Sen. Cynthia Lummis (R-Wyo.) has disclosed that she purchased up to $100,000 worth of Bitcoin just weeks after Senators sought to make adjustments to the bipartisan infrastructure package’s cryptocurrency reporting rules.
The Republican senator has been a longtime supporter of bitcoin, and previously told CNBC in June that she made her first bitcoin purchase in 2013 for $330 per bitcoin, adding that she owned five bitcoins as of the end of the month.
Lummis told the CNBC Financial Adviser Summit that she’d “like to see cryptocurrency, like bitcoin, become part of a diversified asset allocation that are used in retirement funds and other opportunities for people to save for the future.”
The senator has also said she would like to see stablecoins fully backed by cash and cash equivalents regulated.
Stablecoins are a new class of cryptocurrencies designed to have a stable price relative to traditional currencies, or to a commodity such as gold, making them less volatile than other digital assets.
CNBC stated that Lummis’s recent purchase was disclosed outside of the 45-day reporting deadline set by the Stop Trading on Congressional Knowledge (STOCK) Act that prohibits members of Congress and other staff from “using non-public information derived from their official positions for personal benefit.”
Under the 2012 act, senators and senior staff with earnings above $119,554 are required to disclose certain financial transactions and must also report any purchase, sale, or exchange of any stock, bond, commodities future, and other securities on transactions above $1,000.
Darin Miller, a spokesman for Lummis’s office, told The Epoch Times in an email that the bitcoin purchase was “due to a filing error, and once we realized it we worked with the Ethics committee to fix it. It was an honest mistake, and the issue has been resolved without penalty.”
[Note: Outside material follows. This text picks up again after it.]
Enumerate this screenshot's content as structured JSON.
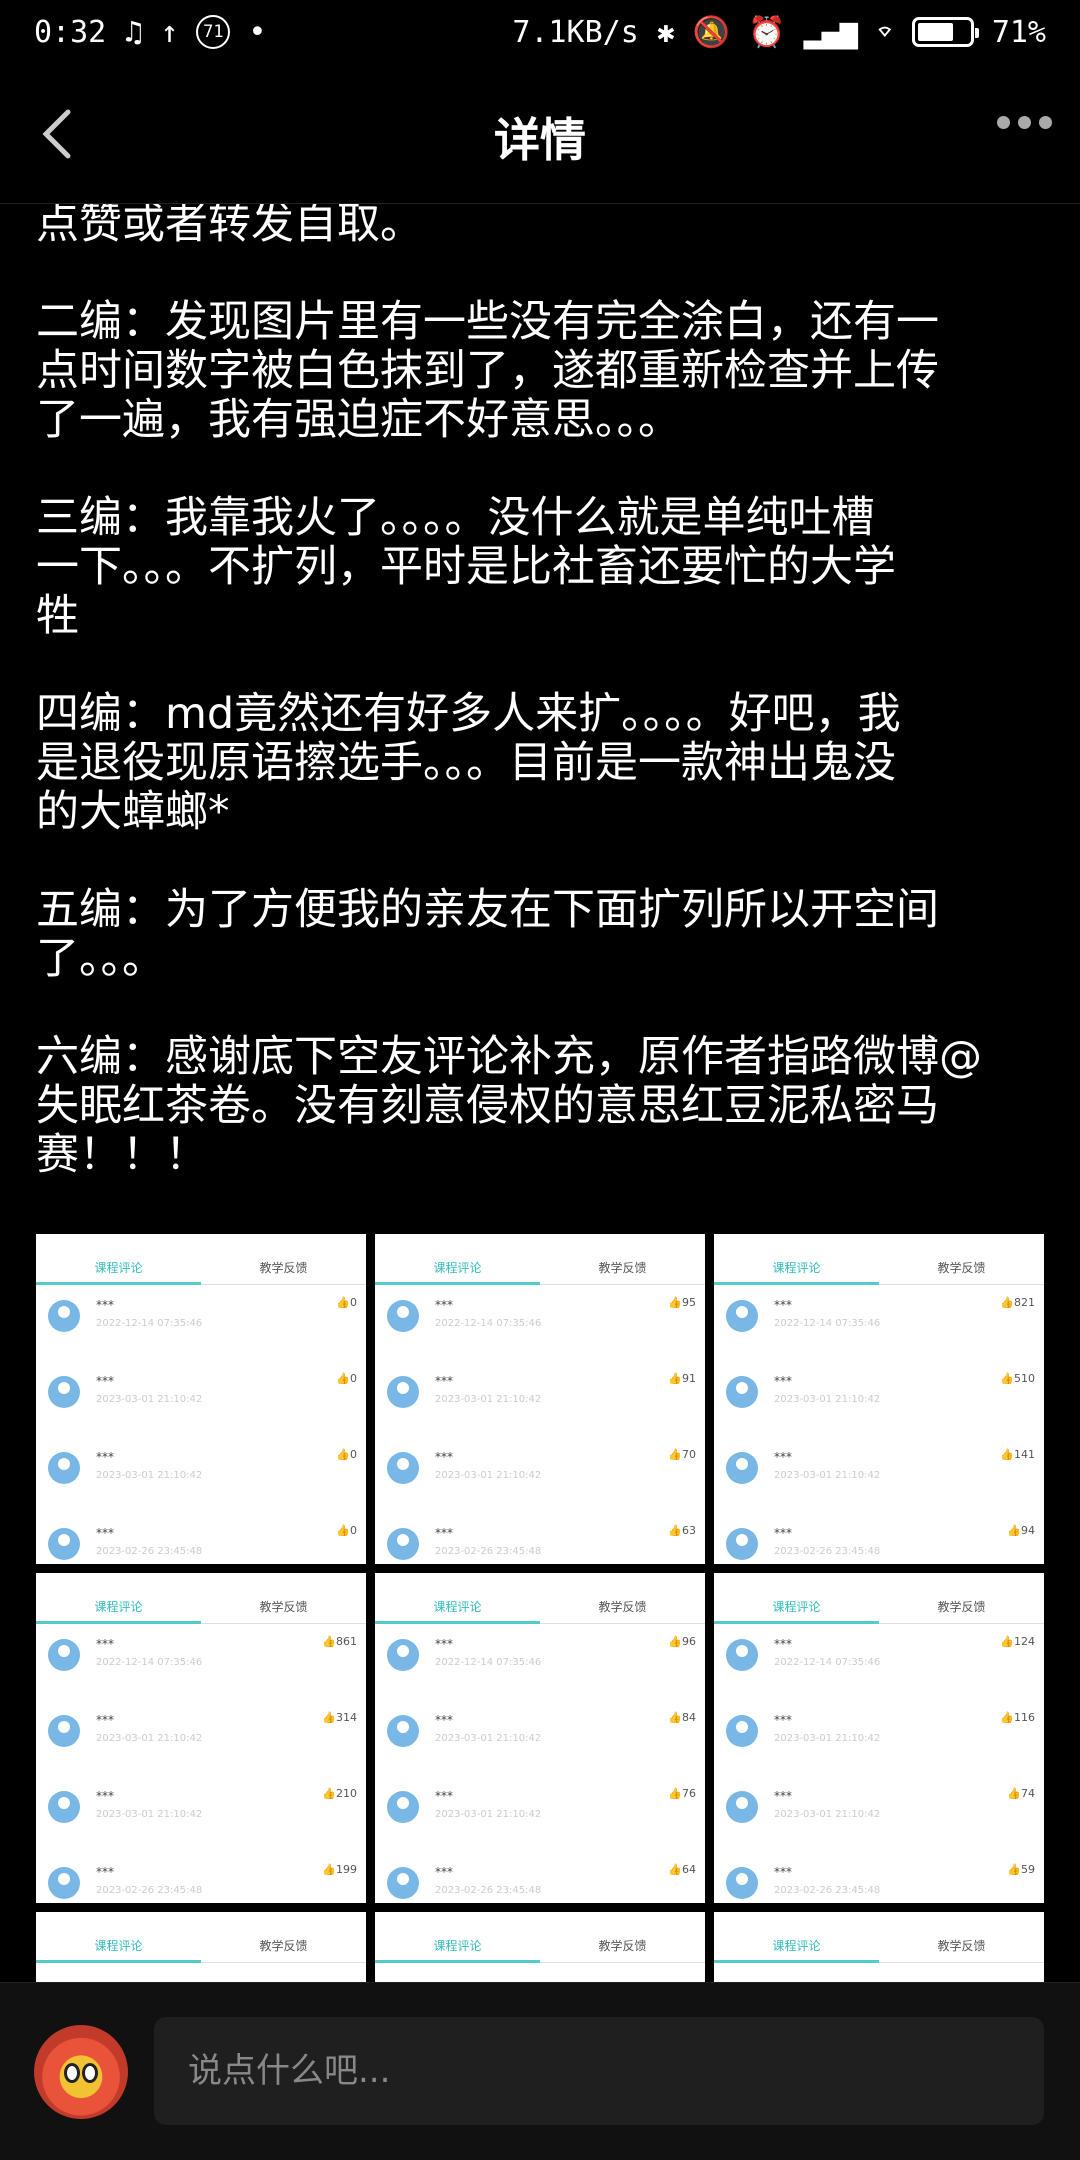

Lummis’s latest purchase was made less than two weeks after she joined Sen. Mark Warner (D-Va.), Sen. Kyrsten Sinema (D-Ariz.), and Sen. Rob Portman (R-Ohio) in co-sponsoring a crypto-tax amendment to the $1 trillion infrastructure bill, presented by Sen. Patrick J. Toomey (R-Pa.), that would better define the term “broker” with regards to cryptocurrency.
The argument would effectively decide who would and would not be exempt from broker reporting rules, and thus have to report information on trades to the IRS for tax enforcement purposes.
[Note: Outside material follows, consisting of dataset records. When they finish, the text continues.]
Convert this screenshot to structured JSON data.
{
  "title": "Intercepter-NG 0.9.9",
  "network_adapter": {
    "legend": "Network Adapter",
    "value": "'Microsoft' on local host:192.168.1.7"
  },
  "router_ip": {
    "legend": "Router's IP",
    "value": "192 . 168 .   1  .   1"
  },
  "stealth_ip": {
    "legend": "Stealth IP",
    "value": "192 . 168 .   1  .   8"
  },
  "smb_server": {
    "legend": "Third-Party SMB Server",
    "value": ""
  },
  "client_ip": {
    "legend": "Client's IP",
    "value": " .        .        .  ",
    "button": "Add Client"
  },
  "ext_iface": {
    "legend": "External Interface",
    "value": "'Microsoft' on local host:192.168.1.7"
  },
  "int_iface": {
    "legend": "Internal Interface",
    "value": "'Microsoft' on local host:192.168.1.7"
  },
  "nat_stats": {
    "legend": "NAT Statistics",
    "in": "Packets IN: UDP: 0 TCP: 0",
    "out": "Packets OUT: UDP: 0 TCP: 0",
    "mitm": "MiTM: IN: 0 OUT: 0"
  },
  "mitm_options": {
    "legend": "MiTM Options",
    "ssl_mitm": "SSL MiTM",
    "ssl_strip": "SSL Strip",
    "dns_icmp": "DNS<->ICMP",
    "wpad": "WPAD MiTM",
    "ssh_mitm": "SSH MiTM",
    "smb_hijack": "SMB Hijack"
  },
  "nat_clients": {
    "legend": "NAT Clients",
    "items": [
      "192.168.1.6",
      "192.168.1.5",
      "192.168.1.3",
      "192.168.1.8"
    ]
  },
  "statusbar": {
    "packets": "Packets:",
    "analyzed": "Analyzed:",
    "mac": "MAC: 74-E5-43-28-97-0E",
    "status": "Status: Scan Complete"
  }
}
Lawmakers had differing opinions on the definition of “broker” and the amendment subsequently failed to pass by one vote.
Last month, China’s central bank declared all cryptocurrency-related transactions illegal while vowing to suppress the virtual currency market.
The People’s Bank of China said in a statement, translated by CNBC, that services offering trading, order matching, token issuance, and derivatives for virtual currencies are prohibited. Overseas crypto exchanges providing services in mainland China are also illegal, the PBOC said.
Cryptocurrencies, including Bitcoin and Tether, are among those specifically cited as not being “fiat money” and cannot be circulated, according to the bank’s statement, Bloomberg reported.